My thought is for the first several years of elementary education he will simply devour life, then we can focus on the "facts" later. Example, he built a dog house using his hand tools. When we sit down and "do" measurements, he will already know first hand the inches, feet, etc. He is also measuring and recording his tallest corn stalk each morning.

We also have a issue with interest. He can decide at 9:00 pm he MUST learn multiplication and he is off on a major journey.


----------



## BlueberryChick

I've homeschooled for 15 years, in four different houses. In the first, we did school in the den. The house had a separate living room, so the den could be mainly for school.

The second house was really small, so school was at the table which was part of a combination dining/family room/kitchen. We kept books and other supplies on a shelf nearby.

In the third house, I had a room over the detached garage that was totally dedicated to school. It was a great space and it was nice to have school separate from the rest of the house. However, it was also cut off from the house so we had to go back to the house any time we needed a bathroom break, little ones needed a nap, etc.

Where we are now, we started in a corner of the family room. Now that the upstairs is finished, the schoolroom shares space with my sewing room. It gets crowded when my sewing business is busy, but it allows me to work while the children are doing schoolwork.

Best of luck in figuring out what works for you!


----------



## KyMama

This past year I tried to let my 14 yr old decide and he wanted to do work in his room, in the basement. We then spent a lot of time arguing because he wasn't doing his work without supervision. This year I think we will be back at the dining room table. When we moved his bedroom to the basement I got my office back upstairs and I've thought about using it, but I haven't decided yet. My youngest will start school this year so I need to think of the noise level from a 5 yr old too. I don't think they will be able to work next to each other without talking and playing. So most likely the 14 yr old at the table and the 5 yr old in the living room at his folding table. But y'all know how it is, it changes everyday depending on everyone's mood.


----------



## scwit

I know this is an old thread but really enjoyed reading about other's school rooms. We basically turned what was our living room into the dining/school room. We moved the living room to the dining room area. We had owned a huge pedestal table that took up way too much room for our little house. We managed to sell that about a year ago- so we have changed up how we're organized several times since then. But is so much better to have the floor space. I have an antique buffet-that holds quite a bit of kitchen/cooking items/linens(which I am about to empty and store elsewhere-linens), we have alot of items under -in plastic storage containers. (Things like craft items) books and items we use a lot of are on top of the buffet. We also have an area to plug in electronics, kindles, laptops, etc...The computer desk and a nice size bookcase are also right at our fingertips. My favorite piece is a convertible table that is hinged in the middle, so it can be opened up for extra work space. The kids sit on over stuffed ottomans and the woodstove is right there too - so we are cozy!


----------



## gibbsgirl

We've schooled for years in many different houses. It's been different in different places for setup.
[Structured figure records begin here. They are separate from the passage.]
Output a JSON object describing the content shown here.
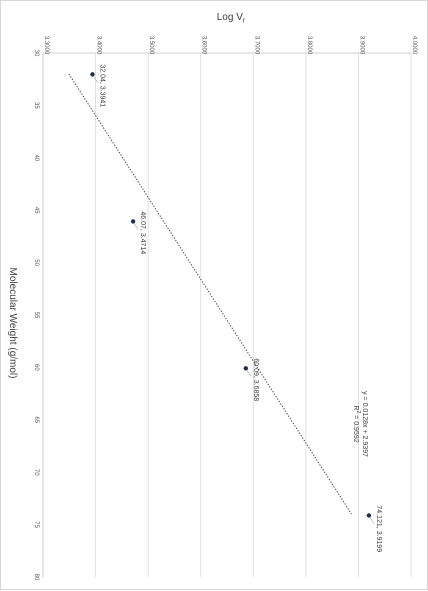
{
  "chart_data": {
    "type": "scatter",
    "rotated": "90deg clockwise",
    "xlabel": "Molecular Weight (g/mol)",
    "ylabel": "Log V",
    "ylabel_subscript": "r",
    "xlim": [
      30,
      80
    ],
    "ylim": [
      3.3,
      4.0
    ],
    "x_ticks": [
      "30",
      "35",
      "40",
      "45",
      "50",
      "55",
      "60",
      "65",
      "70",
      "75",
      "80"
    ],
    "y_ticks": [
      "3.3000",
      "3.4000",
      "3.5000",
      "3.6000",
      "3.7000",
      "3.8000",
      "3.9000",
      "4.0000"
    ],
    "grid": true,
    "points": [
      {
        "x": 32.04,
        "y": 3.3941,
        "label": "32.04, 3.3941"
      },
      {
        "x": 46.07,
        "y": 3.4714,
        "label": "46.07, 3.4714"
      },
      {
        "x": 60.09,
        "y": 3.6858,
        "label": "60.09, 3.6858"
      },
      {
        "x": 74.121,
        "y": 3.9199,
        "label": "74.121, 3.9199"
      }
    ],
    "trendline": {
      "slope": 0.0128,
      "intercept": 2.9397,
      "x_range": [
        32,
        74
      ],
      "equation": "y = 0.0128x + 2.9397",
      "r2_prefix": "R",
      "r2_sup": "2",
      "r2_value": " = 0.9592"
    },
    "colors": {
      "point": "#1f2d4e",
      "grid": "#d9d9d9",
      "trend": "#404040"
    }
  }
}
Currently, schoolwork gets done anywhere chosen from day to day.

But....school things have places they belong. Each kid has a box in the basement for things they've finished and keep. Storage shelves in the basement house things not being used this year.
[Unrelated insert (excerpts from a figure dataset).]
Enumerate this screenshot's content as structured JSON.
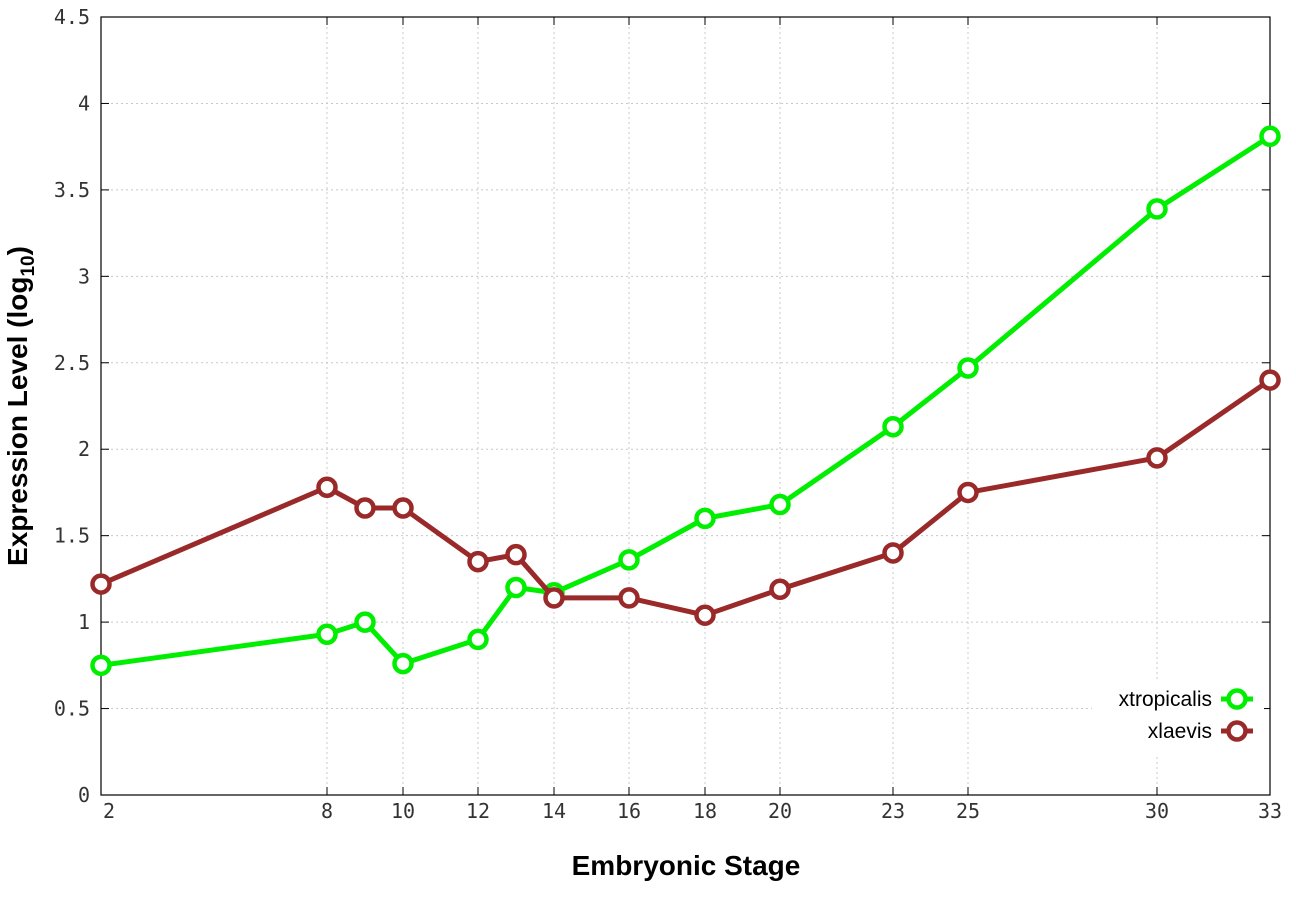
{
  "chart_data": {
    "type": "line",
    "xlabel": "Embryonic Stage",
    "ylabel": {
      "main": "Expression Level (log",
      "sub": "10",
      "close": ")"
    },
    "x_categories": [
      "2",
      "8",
      "9",
      "10",
      "12",
      "13",
      "14",
      "16",
      "18",
      "20",
      "23",
      "25",
      "30",
      "33"
    ],
    "x_tick_labels": [
      "2",
      "8",
      "10",
      "12",
      "14",
      "16",
      "18",
      "20",
      "23",
      "25",
      "30",
      "33"
    ],
    "y_ticks": [
      "0",
      "0.5",
      "1",
      "1.5",
      "2",
      "2.5",
      "3",
      "3.5",
      "4",
      "4.5"
    ],
    "ylim": [
      0,
      4.5
    ],
    "grid": true,
    "legend_position": "bottom-right",
    "series": [
      {
        "name": "xtropicalis",
        "color": "#00ee00",
        "x": [
          2,
          8,
          9,
          10,
          12,
          13,
          14,
          16,
          18,
          20,
          23,
          25,
          30,
          33
        ],
        "values": [
          0.75,
          0.93,
          1.0,
          0.76,
          0.9,
          1.2,
          1.17,
          1.36,
          1.6,
          1.68,
          2.13,
          2.47,
          3.39,
          3.81
        ]
      },
      {
        "name": "xlaevis",
        "color": "#9a2929",
        "x": [
          2,
          8,
          9,
          10,
          12,
          13,
          14,
          16,
          18,
          20,
          23,
          25,
          30,
          33
        ],
        "values": [
          1.22,
          1.78,
          1.66,
          1.66,
          1.35,
          1.39,
          1.14,
          1.14,
          1.04,
          1.19,
          1.4,
          1.75,
          1.95,
          2.4
        ]
      }
    ]
  }
}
Our library of books in use is in bookshelves in an upstairs closet and hall shelves downstairs. Those are general family library books.

Assigned materials and supplies live in a closet in the back den. They come out in the morning and get put back as they're finished.
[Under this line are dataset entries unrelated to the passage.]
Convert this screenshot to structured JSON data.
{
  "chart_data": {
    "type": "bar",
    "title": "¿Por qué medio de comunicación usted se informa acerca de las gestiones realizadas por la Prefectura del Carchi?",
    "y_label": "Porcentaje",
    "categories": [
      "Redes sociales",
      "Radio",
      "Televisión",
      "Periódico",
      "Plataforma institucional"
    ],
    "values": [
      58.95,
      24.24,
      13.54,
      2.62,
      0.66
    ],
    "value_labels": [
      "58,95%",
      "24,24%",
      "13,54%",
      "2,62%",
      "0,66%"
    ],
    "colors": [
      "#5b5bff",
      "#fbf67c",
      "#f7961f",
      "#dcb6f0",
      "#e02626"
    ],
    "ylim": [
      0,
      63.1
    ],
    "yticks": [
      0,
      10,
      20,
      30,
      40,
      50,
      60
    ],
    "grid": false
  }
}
Backpacks that hold co-op stuff are kept in the office in between coop days.

Staying in one place to do work day after day is taxing to us. But, having school things out everywhere when not in use us also taxing.

I think everyone has to do what works for them depending on the number and ages of kids, and depending on the house. And, you gotta give yourself permission to change it up when something is off. For us, sometimes we keep our setup for years and sometimes it's been changed multiple times in one year.


----------